Ana Balog Frenkel was a Uruguayan Jewish girl murdered in the gas chambers of the Auschwitz concentration camp, during the Holocaust.

Biography

Ana Bálog was born on 27 February 1930 at the Hospital Pereira Rossell in Montevideo, Uruguay, to Segismundo Bálog, a Christian convert to Judaism, and Kornelia Frenkel, who came from an Orthodox Jewish family from Öcs. Both of her parents were Hungarian immigrants. She had an older sister, Eva, born in 1928, who survived the Holocaust and later died in Uruguay in 2019.
Her parents, who had married in Hungary, decided to emigrate to Uruguay in 1928 due to economic difficulties and social rejection resulting from their interfaith marriage. They arrived in Uruguay while Kornelia, then 19 years old, was pregnant with their first daughter. The family settled in a tenement house in Montevideo's Ciudad Vieja, where Segismundo worked as a jeweller.
In the late 1930s, due to the family's ongoing economic difficulties and with the aim of re-establishing their daughters’ ties with their extended family, Kornelia returned to Hungary with the children. Eva was sent to live with an aunt in Tokaj, while Ana stayed with her maternal grandmother in Öcs. Kornelia later worked as a cook at the Italian Embassy in Budapest and as a translator at the Argentine Embassy, aided by her knowledge of Spanish language acquired during her years in Uruguay.

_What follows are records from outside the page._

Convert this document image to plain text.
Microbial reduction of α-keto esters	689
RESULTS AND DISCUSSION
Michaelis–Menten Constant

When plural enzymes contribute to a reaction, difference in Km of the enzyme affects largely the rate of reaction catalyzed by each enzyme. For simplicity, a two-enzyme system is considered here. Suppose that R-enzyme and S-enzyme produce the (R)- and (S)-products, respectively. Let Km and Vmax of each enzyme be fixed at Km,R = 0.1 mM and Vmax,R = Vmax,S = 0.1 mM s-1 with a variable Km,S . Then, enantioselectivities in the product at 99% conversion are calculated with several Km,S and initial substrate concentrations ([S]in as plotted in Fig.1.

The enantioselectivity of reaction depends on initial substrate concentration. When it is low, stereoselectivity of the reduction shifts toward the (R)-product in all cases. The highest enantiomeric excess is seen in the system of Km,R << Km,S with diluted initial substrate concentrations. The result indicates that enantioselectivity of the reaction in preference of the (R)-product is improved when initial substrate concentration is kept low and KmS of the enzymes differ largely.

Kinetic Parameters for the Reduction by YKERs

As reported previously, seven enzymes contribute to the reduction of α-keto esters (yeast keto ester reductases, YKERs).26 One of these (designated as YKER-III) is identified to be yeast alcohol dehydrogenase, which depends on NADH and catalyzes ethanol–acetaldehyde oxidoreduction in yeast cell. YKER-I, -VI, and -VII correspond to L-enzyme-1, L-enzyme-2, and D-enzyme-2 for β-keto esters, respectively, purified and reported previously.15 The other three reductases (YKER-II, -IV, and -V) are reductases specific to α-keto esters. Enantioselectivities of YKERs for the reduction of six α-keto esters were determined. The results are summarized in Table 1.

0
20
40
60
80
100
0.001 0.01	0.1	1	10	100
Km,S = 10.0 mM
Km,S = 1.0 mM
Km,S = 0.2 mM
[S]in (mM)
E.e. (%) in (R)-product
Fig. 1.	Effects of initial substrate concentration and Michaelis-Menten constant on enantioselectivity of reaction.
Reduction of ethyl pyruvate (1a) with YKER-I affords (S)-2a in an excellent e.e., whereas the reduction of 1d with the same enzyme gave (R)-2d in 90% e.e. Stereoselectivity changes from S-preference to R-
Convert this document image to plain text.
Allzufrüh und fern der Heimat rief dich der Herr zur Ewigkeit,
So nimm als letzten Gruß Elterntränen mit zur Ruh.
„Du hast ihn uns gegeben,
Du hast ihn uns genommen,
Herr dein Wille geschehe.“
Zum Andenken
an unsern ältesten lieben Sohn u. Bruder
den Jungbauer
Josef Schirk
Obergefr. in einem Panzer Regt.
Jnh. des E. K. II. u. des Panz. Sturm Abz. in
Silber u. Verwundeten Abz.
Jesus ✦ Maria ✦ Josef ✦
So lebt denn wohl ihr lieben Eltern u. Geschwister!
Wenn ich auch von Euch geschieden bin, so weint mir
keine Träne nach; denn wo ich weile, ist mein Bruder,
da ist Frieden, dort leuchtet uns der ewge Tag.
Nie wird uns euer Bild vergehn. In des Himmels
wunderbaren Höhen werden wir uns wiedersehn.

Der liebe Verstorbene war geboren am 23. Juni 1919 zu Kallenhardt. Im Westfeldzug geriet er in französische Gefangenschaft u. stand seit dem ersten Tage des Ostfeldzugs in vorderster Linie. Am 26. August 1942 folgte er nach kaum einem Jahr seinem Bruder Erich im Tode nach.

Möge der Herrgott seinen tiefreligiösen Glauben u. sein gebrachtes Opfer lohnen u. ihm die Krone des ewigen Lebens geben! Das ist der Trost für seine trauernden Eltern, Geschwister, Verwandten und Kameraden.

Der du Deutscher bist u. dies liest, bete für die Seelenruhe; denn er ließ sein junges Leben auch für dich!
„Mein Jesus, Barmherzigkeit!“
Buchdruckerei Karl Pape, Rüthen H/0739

Following the Nazi occupation of Hungary, the family was separated. Kornelia found refuge at the Argentine Embassy, while Eva, with the assistance of a non-Jewish Hungarian woman, was able to reunite with her mother. Ana, who remained with her maternal grandmother, was arrested and deported to the Auschwitz concentration camp, where both were murdered in the gas chambers.
Through the intervention of the Argentine diplomatic mission, Kornelia and Eva obtained diplomatic passports, enabling them to escape to Sweden and later return to Uruguay.